Debemos aclarar que el modelo de familia de aquella época
tenía muy poco que ver con el nuestro. Los estudios sociológicos, que se han
hecho sobre la familia en tiempo de Jesús, no dejan lugar a duda. Si no tenemos
en cuenta los resultados de esos estudios será imposible entender nada del
ambiente en que se desarrolla la infancia de Jesús. El tipo de familia de
Nazaret que se nos ha propuesto durante siglos, no ha existido. El modelo de
familia del tiempo de Jesús, era el patriarcal. La familia molecular era
inviable, tanto por motivos religiosos o sociológicos como económicos. ¿Qué
podían hacer dos jóvenes de 13 y 14 años con un recién nacido entre los brazos?
Cuando el evangelio nos dice que José recibió en su casa a
María, no quiere decir que fueran a vivir a una nueva casa. María dejó de vivir
en la casa de su padre y pasó a integrarse en la familia de José. Esto no
quiere decir que no tuvieran su intimidad y sus relaciones más estrechas los
tres. El relato de la pérdida del Niño en Jerusalén es impensable en una
familia de tres. Pero cobra su verosimilitud si tenemos en cuenta que es todo
el clan el que hace la peregrinación y vuelven a casa todos juntos.
El relato evangélico que acabamos de leer no es histórico,
pero es rico en enseñanzas teológicas. Está escrito sesenta o setenta años
después de morir Jesús. Lucas quiere dejar claro, desde el principio de su
evangelio, que la vida de Jesús estuvo insertada plenamente en las tradiciones
judías. Su persona y su mensaje no son realidades caídas del cielo, sino
surgidas desde el fondo más genuino del judaísmo tradicional.

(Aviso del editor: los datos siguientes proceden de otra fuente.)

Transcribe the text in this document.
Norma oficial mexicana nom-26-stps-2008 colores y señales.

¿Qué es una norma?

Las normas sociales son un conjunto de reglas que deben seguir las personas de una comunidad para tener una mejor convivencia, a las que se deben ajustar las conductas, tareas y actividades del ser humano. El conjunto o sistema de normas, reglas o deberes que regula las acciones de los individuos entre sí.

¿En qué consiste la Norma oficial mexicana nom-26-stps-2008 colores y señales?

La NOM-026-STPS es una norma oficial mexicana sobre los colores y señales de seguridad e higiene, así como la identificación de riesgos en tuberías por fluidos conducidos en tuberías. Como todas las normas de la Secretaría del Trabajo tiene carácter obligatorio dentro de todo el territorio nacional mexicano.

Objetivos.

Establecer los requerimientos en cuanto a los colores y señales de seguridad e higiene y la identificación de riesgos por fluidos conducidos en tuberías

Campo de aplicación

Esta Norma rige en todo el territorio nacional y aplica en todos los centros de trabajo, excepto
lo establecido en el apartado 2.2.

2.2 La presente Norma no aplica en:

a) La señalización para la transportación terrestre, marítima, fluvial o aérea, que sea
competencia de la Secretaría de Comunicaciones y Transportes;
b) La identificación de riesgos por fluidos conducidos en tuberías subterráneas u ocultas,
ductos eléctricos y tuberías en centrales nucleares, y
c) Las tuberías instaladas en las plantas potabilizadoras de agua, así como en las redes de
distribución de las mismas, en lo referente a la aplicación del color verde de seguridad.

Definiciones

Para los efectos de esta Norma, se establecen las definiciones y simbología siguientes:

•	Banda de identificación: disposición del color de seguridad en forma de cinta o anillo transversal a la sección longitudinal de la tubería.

Debemos buscar la ejemplaridad de la familia de Nazaret
donde realmente está, huyendo de toda idealización que lo único que consigue es
meternos en un ambiente irreal que no conduce a ninguna parte. Sus relaciones,
aunque se hayan desarrollado en un marco familiar distinto, pueden servirnos
como ejemplo de valores humanos que debemos desarrollar, cualquiera que sea el
modelo donde tenemos que vivirlos. Jesús predicó lo que vivió. Si predicó el
amor, es decir, la entrega, el servicio, la solicitud por el otro, quiere decir
que primero lo vivió él. Todo ser humano nace como proyecto que tiene que ir
desarrollándose a lo largo de toda la vida con la ayuda de los demás.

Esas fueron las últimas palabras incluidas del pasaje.